Il y a une forme de double peine particulièrement scandaleuse qui frappe une victime, dont la première peine est l'infraction, le délit, parfois le crime, le viol, qu'elle a subi. Mais sa deuxième peine est le sentiment qu'elle peut ressentir, que la société accorde plus d'importance au coupable qu'à elle-même. Je sais bien que c'est très difficile pour vous, les magistrats, et pour l'institution. J'appelle votre attention sur ce point. Le procès, qu'il soit criminel ou correctionnel, met en son cur le coupable, sa personnalité, ses motivations, son histoire, pour essayer de comprendre comment un homme ou une femme en est arrivé à ce point.

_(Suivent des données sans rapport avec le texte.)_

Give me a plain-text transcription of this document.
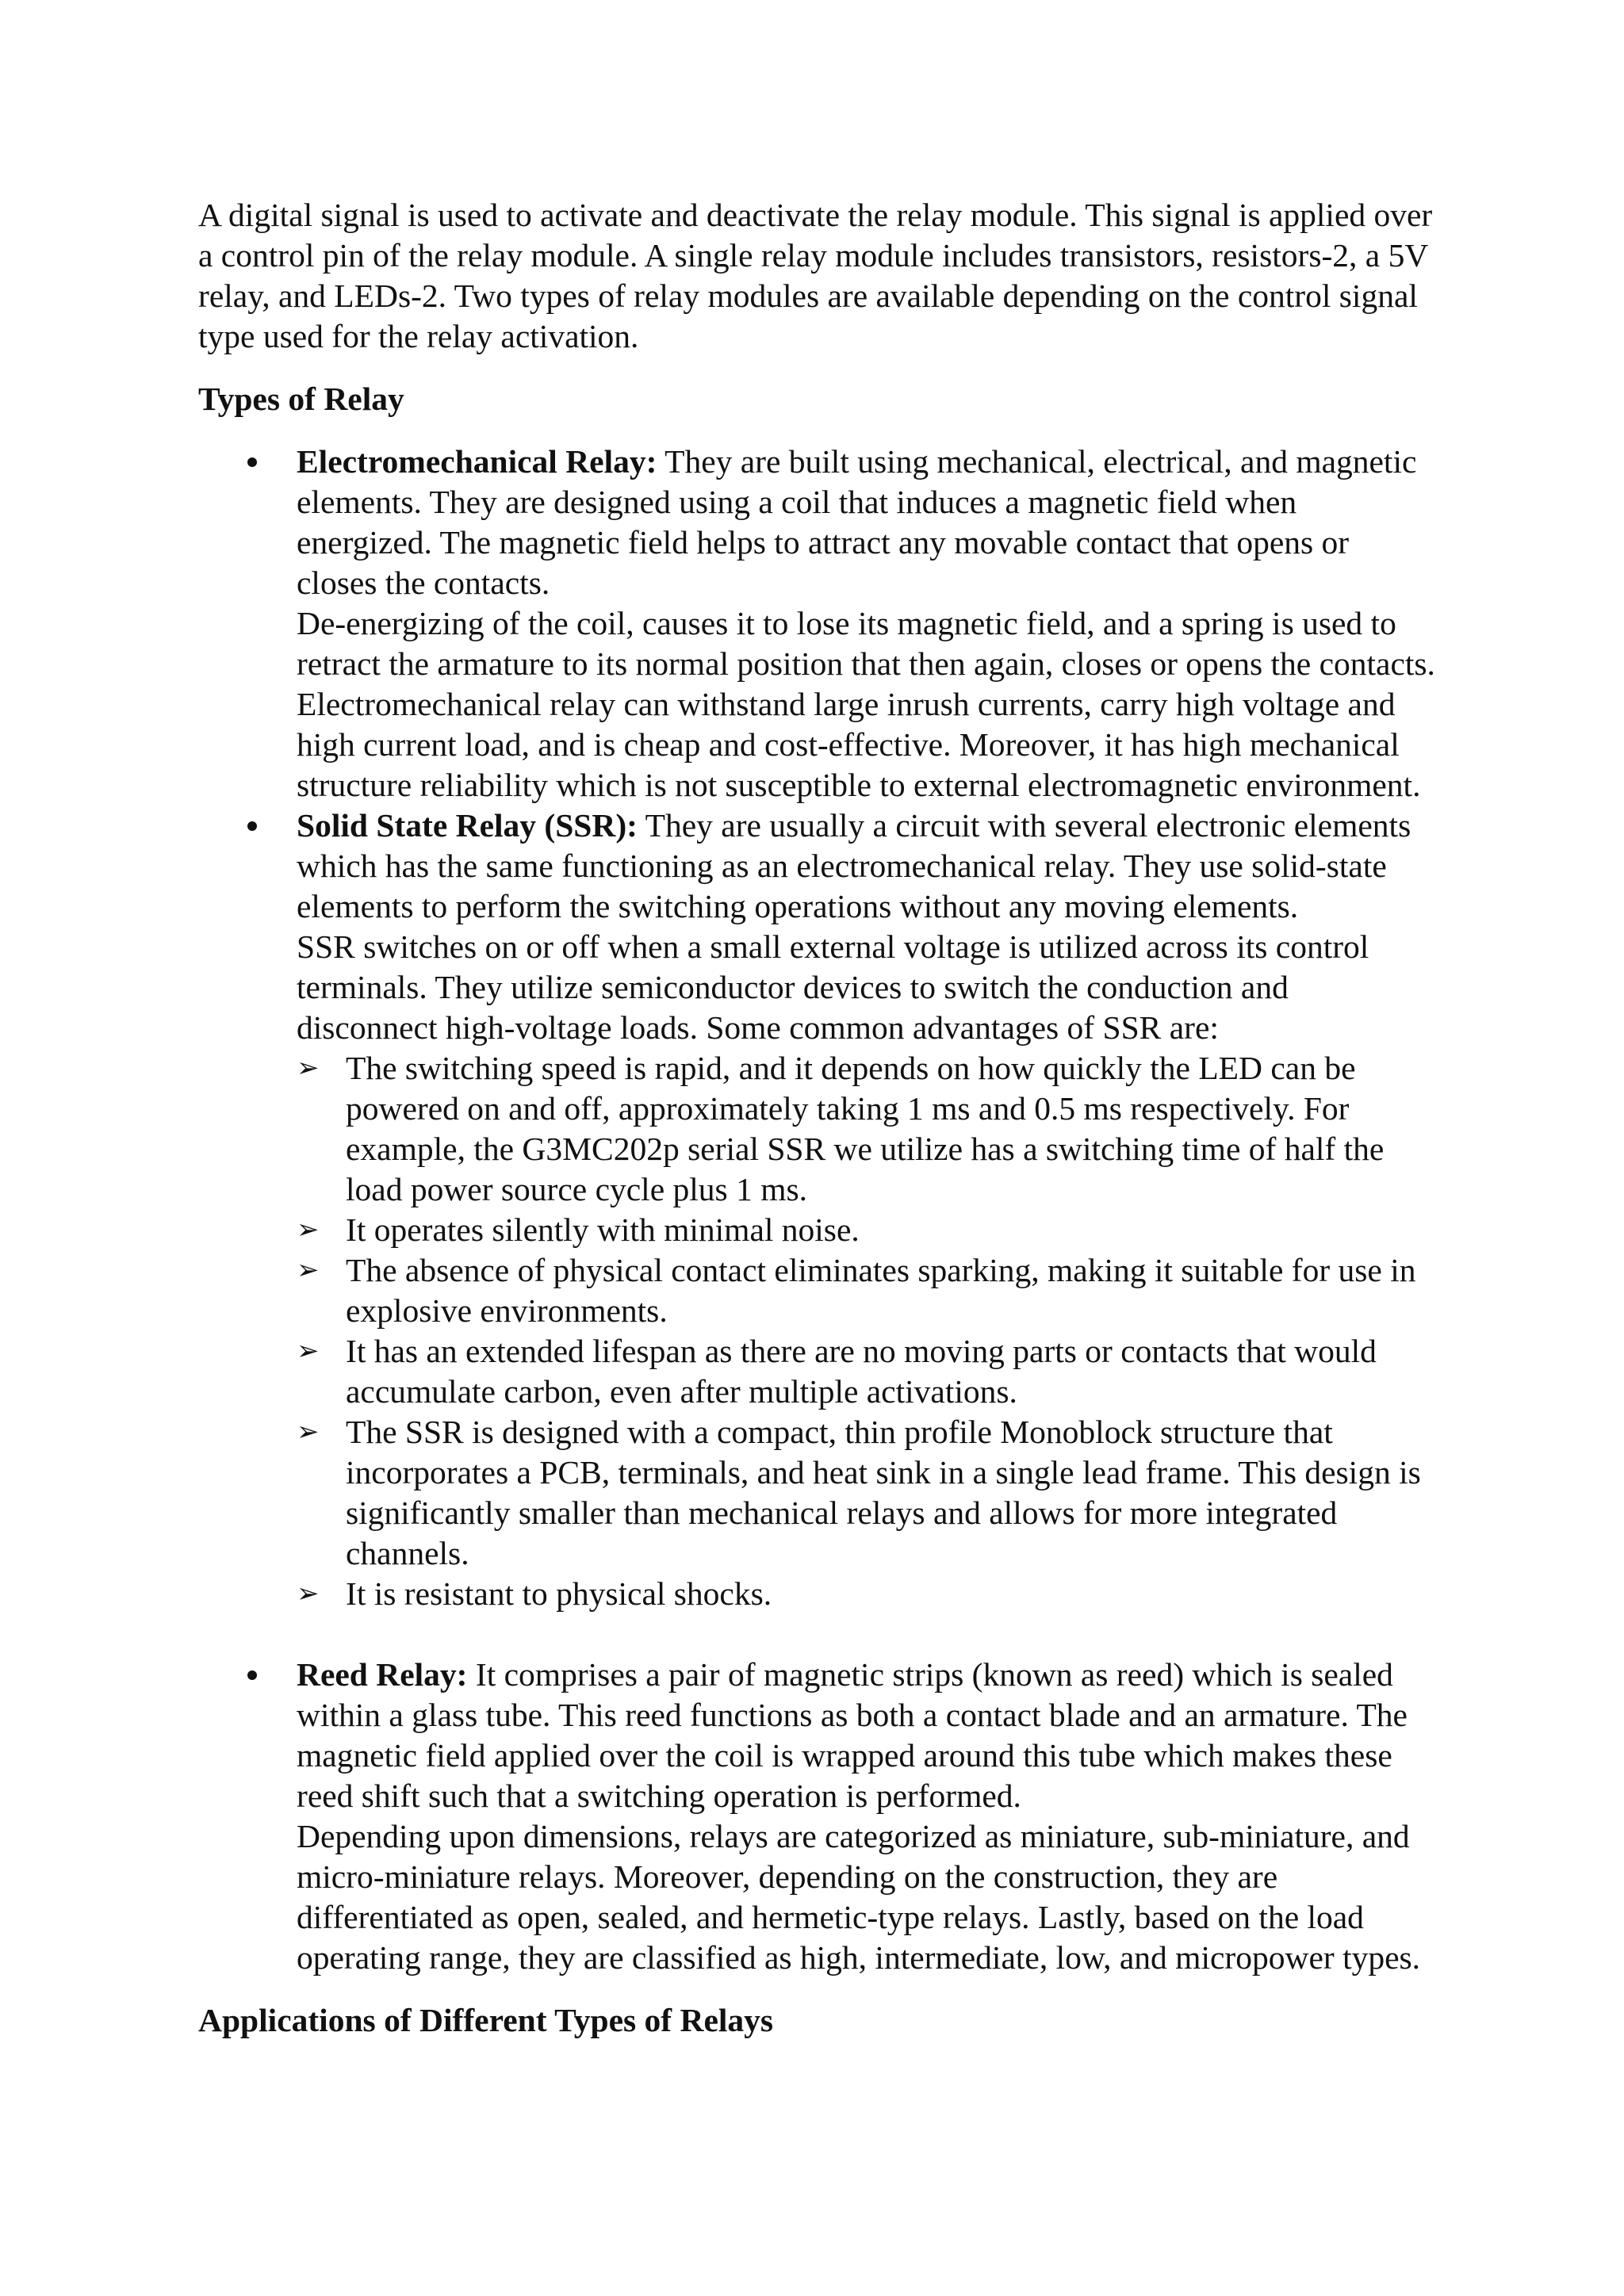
A digital signal is used to activate and deactivate the relay module. This signal is applied over a control pin of the relay module. A single relay module includes transistors, resistors-2, a 5V relay, and LEDs-2. Two types of relay modules are available depending on the control signal type used for the relay activation.

Types of Relay

Electromechanical Relay: They are built using mechanical, electrical, and magnetic elements. They are designed using a coil that induces a magnetic field when energized. The magnetic field helps to attract any movable contact that opens or closes the contacts.

De-energizing of the coil, causes it to lose its magnetic field, and a spring is used to retract the armature to its normal position that then again, closes or opens the contacts. Electromechanical relay can withstand large inrush currents, carry high voltage and high current load, and is cheap and cost-effective. Moreover, it has high mechanical structure reliability which is not susceptible to external electromagnetic environment.

Solid State Relay (SSR): They are usually a circuit with several electronic elements which has the same functioning as an electromechanical relay. They use solid-state elements to perform the switching operations without any moving elements.

SSR switches on or off when a small external voltage is utilized across its control terminals. They utilize semiconductor devices to switch the conduction and disconnect high-voltage loads. Some common advantages of SSR are:

➢ The switching speed is rapid, and it depends on how quickly the LED can be powered on and off, approximately taking 1 ms and 0.5 ms respectively. For example, the G3MC202p serial SSR we utilize has a switching time of half the load power source cycle plus 1 ms.
➢ It operates silently with minimal noise.
➢ The absence of physical contact eliminates sparking, making it suitable for use in explosive environments.
➢ It has an extended lifespan as there are no moving parts or contacts that would accumulate carbon, even after multiple activations.
➢ The SSR is designed with a compact, thin profile Monoblock structure that incorporates a PCB, terminals, and heat sink in a single lead frame. This design is significantly smaller than mechanical relays and allows for more integrated channels.
➢ It is resistant to physical shocks.

Reed Relay: It comprises a pair of magnetic strips (known as reed) which is sealed within a glass tube. This reed functions as both a contact blade and an armature. The magnetic field applied over the coil is wrapped around this tube which makes these reed shift such that a switching operation is performed.

Depending upon dimensions, relays are categorized as miniature, sub-miniature, and micro-miniature relays. Moreover, depending on the construction, they are differentiated as open, sealed, and hermetic-type relays. Lastly, based on the load operating range, they are classified as high, intermediate, low, and micropower types.

Applications of Different Types of Relays
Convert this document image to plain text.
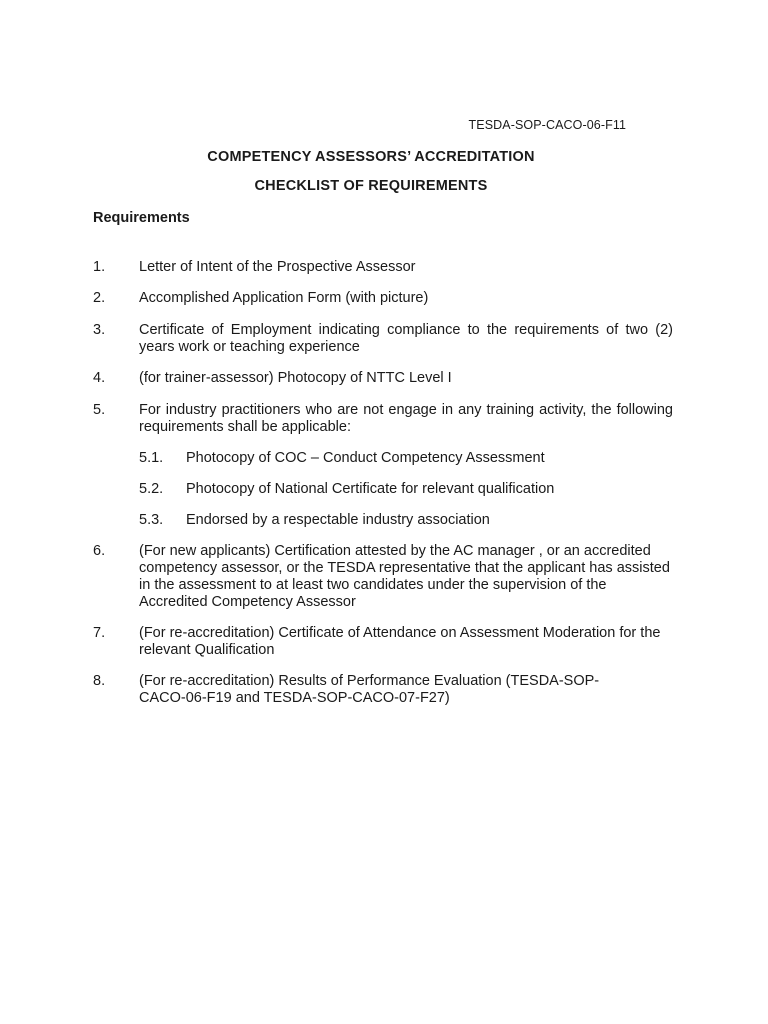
TESDA-SOP-CACO-06-F11
COMPETENCY ASSESSORS’ ACCREDITATION
CHECKLIST OF REQUIREMENTS
Requirements
1. Letter of Intent of the Prospective Assessor
2. Accomplished Application Form (with picture)
3. Certificate of Employment indicating compliance to the requirements of two (2) years work or teaching experience
4. (for trainer-assessor) Photocopy of NTTC Level I
5. For industry practitioners who are not engage in any training activity, the following requirements shall be applicable:
5.1. Photocopy of COC – Conduct Competency Assessment
5.2. Photocopy of National Certificate for relevant qualification
5.3. Endorsed by a respectable industry association
6. (For new applicants) Certification attested by the AC manager , or an accredited competency assessor, or the TESDA representative that the applicant has assisted in the assessment to at least two candidates under the supervision of the Accredited Competency Assessor
7. (For re-accreditation) Certificate of Attendance on Assessment Moderation for the relevant Qualification
8. (For re-accreditation) Results of Performance Evaluation (TESDA-SOP-CACO-06-F19 and TESDA-SOP-CACO-07-F27)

La victime, son histoire, sa personnalité, la fracture que représente la rencontre avec le crime ou le délit, doivent être davantage pris en compte. Je sais bien qu'il m'est reproché parfois d'être « compassionnel », mais je crois qu'il n'est pas absurde dans notre société de faire preuve d'un peu d'humanité. C'est même nécessaire, mais on ne doit pas simplement en faire preuve à l'endroit du coupable, on doit en faire preuve aussi à l'endroit de la victime.
La victime n'est pas l'empêcheur de tourner en rond, elle a des choses à dire, la victime a des droits à faire valoir. La victime attend de la justice réparation, elle n'attend pas vengeance. Elle attend une prise en considération de sa douleur.
Je comprends bien lors d'une audience correctionnelle avec 30, 40, ou 50 affaires, on n'a pas toujours le temps de prendre cela en compte. Mais pour celle ou celui qui est victime du crime ou de délit, pour sa famille, ce n'est pas un acte banal que de se trouver à la cour ou au tribunal. Attacher de l'importance à la victime, ce n'est pas faire preuve de compassion à bon marché. L'institution judiciaire est d'abord l'institution des victimes et vous les magistrats, vous travaillez d'abord pour elles.
D'autres professionnels, en prison ou ailleurs, accompagneront le prévenu, le condamné, sur le chemin nécessaire de la réinsertion. Mais quand la victime sort du tribunal, elle sort avec sa douleur et votre décision. Et elle pourra s'apaiser si elle a le sentiment que votre décision est juste et que vous avez pris en compte sa souffrance. Si elle n'a pas ce sentiment, elle ressentira colère et humiliation. C'est pour cela que le métier de magistrat est si difficile, non pas parce qu'il faut trancher entre deux vérités - c'est là un travail de professionnel que vous faites avec beaucoup d'expérience et beaucoup de compétence - mais parce qu'il faut à la fois faire preuve de sévérité à l'endroit du coupable et d'humanité à l'endroit de la victime. Cela doit se faire dans une même décision, au même moment, par des femmes et des hommes surchargés de travail et de responsabilités.
Mesdames et Messieurs, j'espère que vous avez compris qu'il est très important pour moi d'être avec vous à Dijon. Je veux dire aux citoyens assesseurs qu'ils font honneur au mot citoyen, qu'ils lui donnent un contenu. Ils sont beaucoup plus regardés qu'ils ne l'imaginent et, bientôt, partout en France, il y aura des femmes et des hommes comme eux qui pourront dire : « l'espace d'une ou plusieurs journées, nous avons été juges. C'est un grand honneur, c'est une grande responsabilité et c'est également une grande difficulté ». Dans quelques années, l'institution judiciaire aura été considérablement renforcée pour une raison simple : on est toujours renforcé lorsque l'on fait confiance au peuple.Je vous remercie.